While porting GAP code, I translated the function CollectBy (that I find very useful) as:
"""
group items of list l according to the corresponding values in list v
julia> groupby([31,28,31,30,31,30,31,31,30,31,30,31],
[:Jan,:Feb,:Mar,:Apr,:May,:Jun,:Jul,:Aug,:Sep,:Oct,:Nov,:Dec])
Dict{Int64,Array{Symbol,1}} with 3 entries:
31 => Symbol[:Jan, :Mar, :May, :Jul, :Aug, :Oct, :Dec]
28 => Symbol[:Feb]
30 => Symbol[:Apr, :Jun, :Sep, :Nov]
"""
function groupby(v::AbstractVector,l::AbstractVector)

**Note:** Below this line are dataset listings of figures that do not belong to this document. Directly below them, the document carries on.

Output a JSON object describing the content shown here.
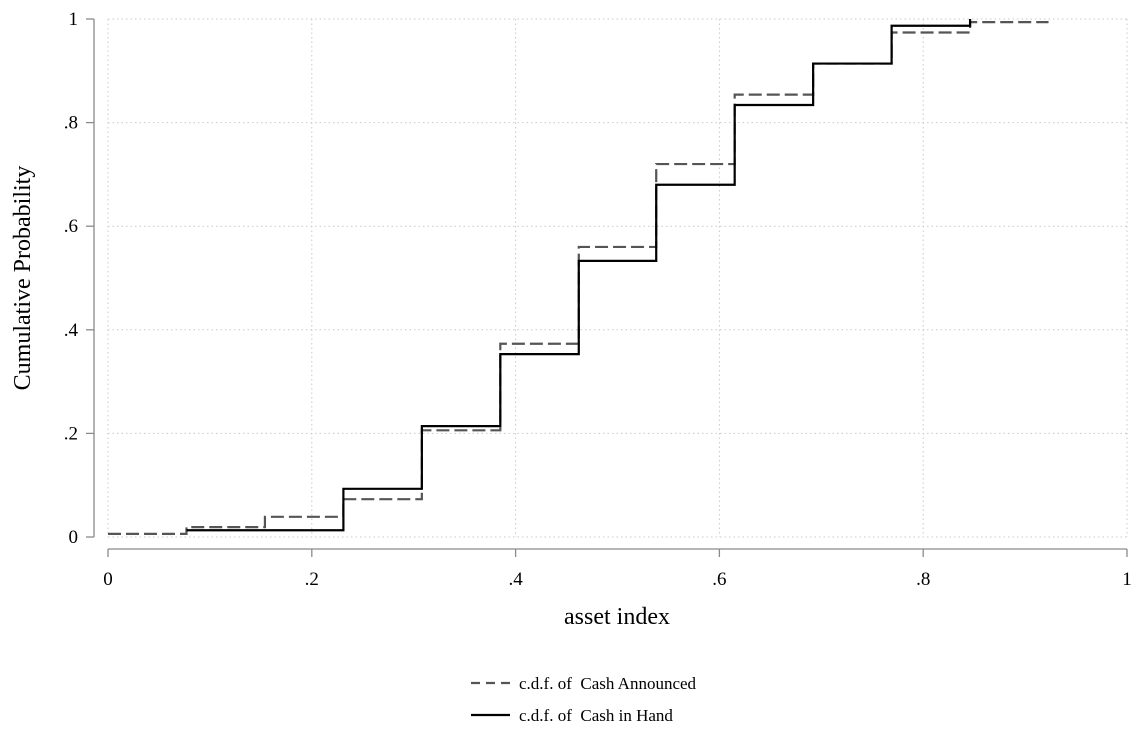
{
  "chart_data": {
    "type": "line",
    "step": true,
    "title": "",
    "xlabel": "asset index",
    "ylabel": "Cumulative Probability",
    "xlim": [
      0,
      1
    ],
    "ylim": [
      0,
      1
    ],
    "x_ticks": [
      0,
      0.2,
      0.4,
      0.6,
      0.8,
      1
    ],
    "x_tick_labels": [
      "0",
      ".2",
      ".4",
      ".6",
      ".8",
      "1"
    ],
    "y_ticks": [
      0,
      0.2,
      0.4,
      0.6,
      0.8,
      1
    ],
    "y_tick_labels": [
      "0",
      ".2",
      ".4",
      ".6",
      ".8",
      "1"
    ],
    "grid": true,
    "legend_position": "bottom",
    "series": [
      {
        "name": "c.d.f. of  Cash Announced",
        "style": "dashed",
        "color": "#555555",
        "x": [
          0,
          0.077,
          0.154,
          0.231,
          0.308,
          0.385,
          0.462,
          0.538,
          0.615,
          0.692,
          0.769,
          0.846,
          0.923
        ],
        "y": [
          0.006,
          0.019,
          0.039,
          0.073,
          0.206,
          0.373,
          0.56,
          0.72,
          0.854,
          0.914,
          0.974,
          0.994,
          0.994
        ]
      },
      {
        "name": "c.d.f. of  Cash in Hand",
        "style": "solid",
        "color": "#000000",
        "x": [
          0.077,
          0.154,
          0.231,
          0.308,
          0.385,
          0.462,
          0.538,
          0.615,
          0.692,
          0.769,
          0.846
        ],
        "y": [
          0.013,
          0.013,
          0.093,
          0.214,
          0.353,
          0.533,
          0.68,
          0.834,
          0.914,
          0.987,
          1.0
        ]
      }
    ]
  }
}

res=Dict{eltype(v),Vector{eltype(l)}}()
for (k,val) in zip(v,l)
push!(get!(res,k,similar(l,0)),val)
end
res
end
"""
group items of list l according to the values taken by function f on them
julia> groupby(iseven,1:10)
Dict{Bool,Array{Int64,1}} with 2 entries:
false => [1, 3, 5, 7, 9]
true => [2, 4, 6, 8, 10]
Note:in this version l is required to be non-empty since I do not know how to
access the return type of a function
"""
function groupby(f,l::AbstractVector)
res=Dict(f(l[1])=>[l[1]]) # l should be nonempty
for val in l[2:end]
push!(get!(res,f(val),similar(l,0)),val)
end
res
end
I choose the name groupby
since I saw in some messages that there seems to be a function of that name
doing something similar in some package. I have several questions:
- is there some “standard library” where such a function can be found?
- if not, does my implementation look good? Is it possible to do better/faster?
- In particular, is there a good way to solve the problem of accessing function return type?